INTRODUCTION - Clinical researchers need to share data to support scientific validation and information reuse and to comply with a host of regulations and directives from funders. Various organizations are constructing informatics resources in the form of centralized databases to ensure reuse of data derived from sponsored research. The widespread use of such open databases is contingent on the protection of patient privacy.

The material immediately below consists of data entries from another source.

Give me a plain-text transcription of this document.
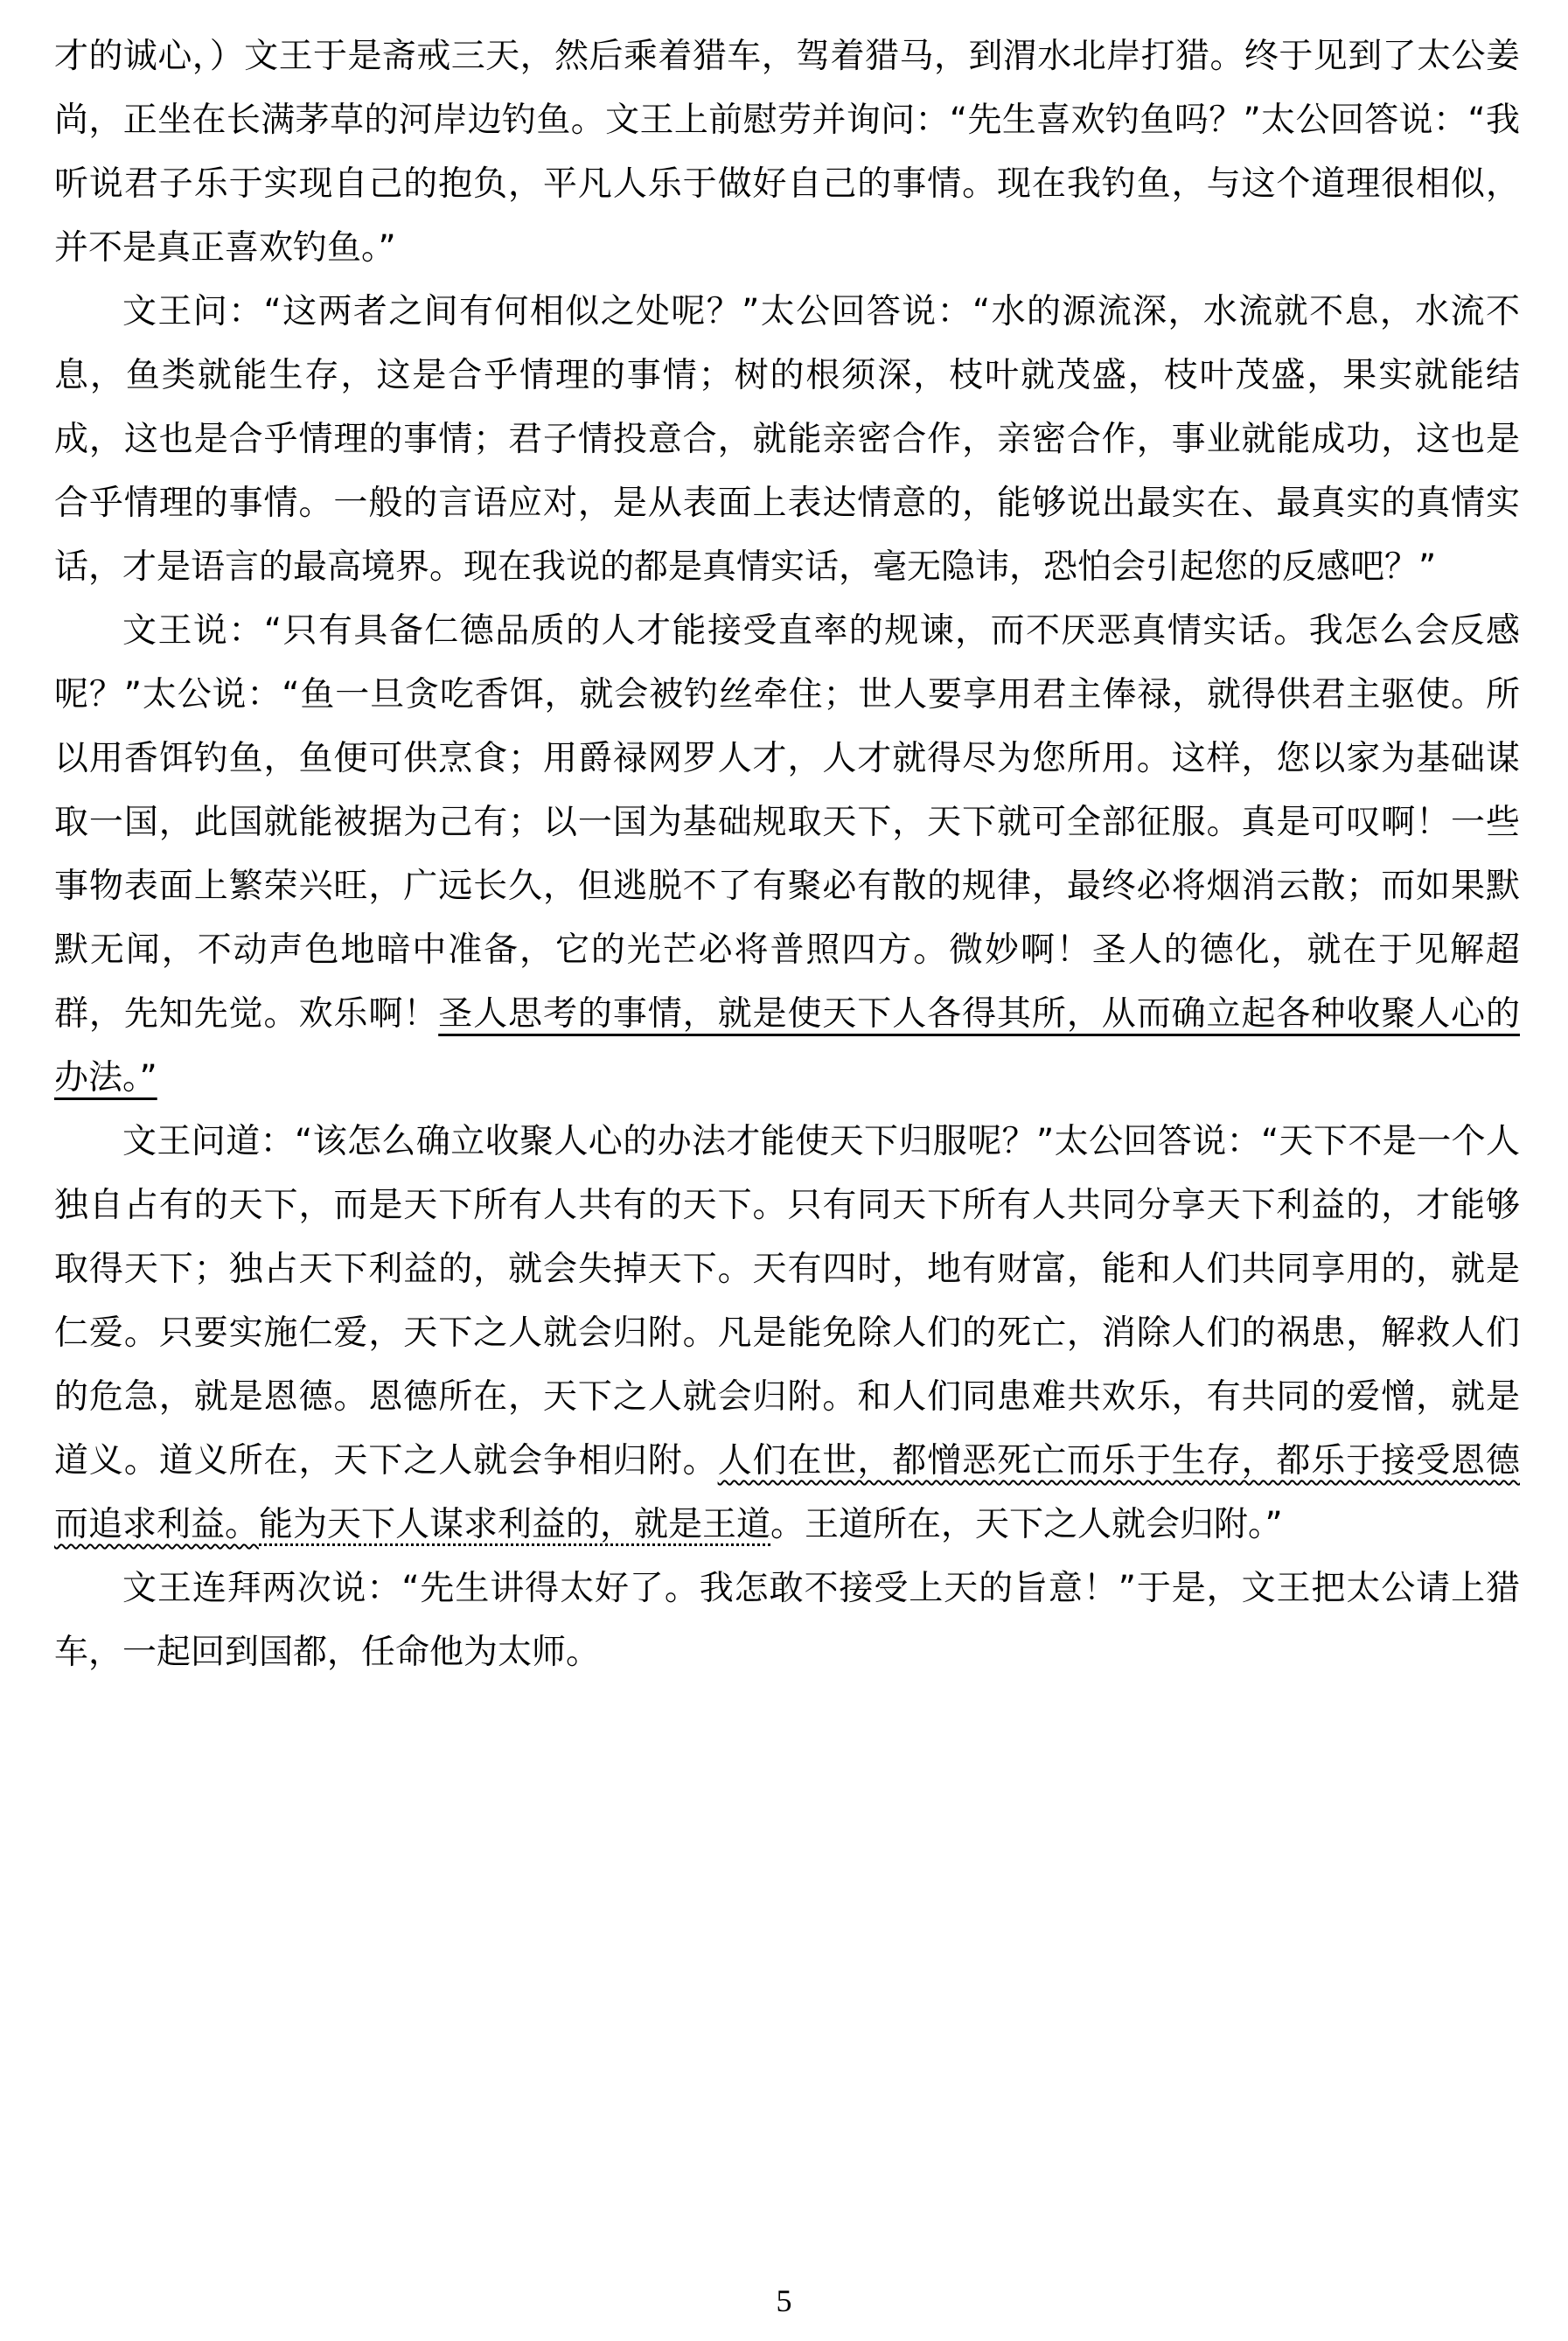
才的诚心，）文王于是斋戒三天，然后乘着猎车，驾着猎马，到渭水北岸打猎。终于见到了太公姜尚，正坐在长满茅草的河岸边钓鱼。文王上前慰劳并询问：“先生喜欢钓鱼吗？”太公回答说：“我听说君子乐于实现自己的抱负，平凡人乐于做好自己的事情。现在我钓鱼，与这个道理很相似，并不是真正喜欢钓鱼。”

文王问：“这两者之间有何相似之处呢？”太公回答说：“水的源流深，水流就不息，水流不息，鱼类就能生存，这是合乎情理的事情；树的根须深，枝叶就茂盛，枝叶茂盛，果实就能结成，这也是合乎情理的事情；君子情投意合，就能亲密合作，亲密合作，事业就能成功，这也是合乎情理的事情。一般的言语应对，是从表面上表达情意的，能够说出最实在、最真实的真情实话，才是语言的最高境界。现在我说的都是真情实话，毫无隐讳，恐怕会引起您的反感吧？”

文王说：“只有具备仁德品质的人才能接受直率的规谏，而不厌恶真情实话。我怎么会反感呢？”太公说：“鱼一旦贪吃香饵，就会被钓丝牵住；世人要享用君主俸禄，就得供君主驱使。所以用香饵钓鱼，鱼便可供烹食；用爵禄网罗人才，人才就得尽为您所用。这样，您以家为基础谋取一国，此国就能被据为己有；以一国为基础规取天下，天下就可全部征服。真是可叹啊！一些事物表面上繁荣兴旺，广远长久，但逃脱不了有聚必有散的规律，最终必将烟消云散；而如果默默无闻，不动声色地暗中准备，它的光芒必将普照四方。微妙啊！圣人的德化，就在于见解超群，先知先觉。欢乐啊！圣人思考的事情，就是使天下人各得其所，从而确立起各种收聚人心的办法。”

文王问道：“该怎么确立收聚人心的办法才能使天下归服呢？”太公回答说：“天下不是一个人独自占有的天下，而是天下所有人共有的天下。只有同天下所有人共同分享天下利益的，才能够取得天下；独占天下利益的，就会失掉天下。天有四时，地有财富，能和人们共同享用的，就是仁爱。只要实施仁爱，天下之人就会归附。凡是能免除人们的死亡，消除人们的祸患，解救人们的危急，就是恩德。恩德所在，天下之人就会归附。和人们同患难共欢乐，有共同的爱憎，就是道义。道义所在，天下之人就会争相归附。人们在世，都憎恶死亡而乐于生存，都乐于接受恩德而追求利益。能为天下人谋求利益的，就是王道。王道所在，天下之人就会归附。”

文王连拜两次说：“先生讲得太好了。我怎敢不接受上天的旨意！”于是，文王把太公请上猎车，一起回到国都，任命他为太师。

5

METHODS - We review privacy-related problems associated with data sharing for clinical research from technical and policy perspectives. We investigate existing policies for secondary data sharing and privacy requirements in the context of data derived from research and clinical settings. In particular, we focus on policies specified by the US National Institutes of Health and the Health Insurance Portability and Accountability Act and touch on how these policies are related to current and future use of data stored in public database archives. We address aspects of data privacy and identifiability from a technical, although approachable, perspective and summarize how biomedical databanks can be exploited and seemingly anonymous records can be reidentified using various resources without hacking into secure computer systems.
RESULTS - We highlight which clinical and translational data features, specified in emerging research models, are potentially vulnerable or exploitable. In the process, we recount a recent privacy-related concern associated with the publication of aggregate statistics from pooled genome-wide association studies that have had a significant impact on the data sharing policies of National Institutes of Health-sponsored databanks.
CONCLUSION - Based on our analysis and observations we provide a list of recommendations that cover various technical, legal, and policy mechanisms that open clinical databases can adopt to strengthen data privacy protection as they move toward wider deployment and adoption.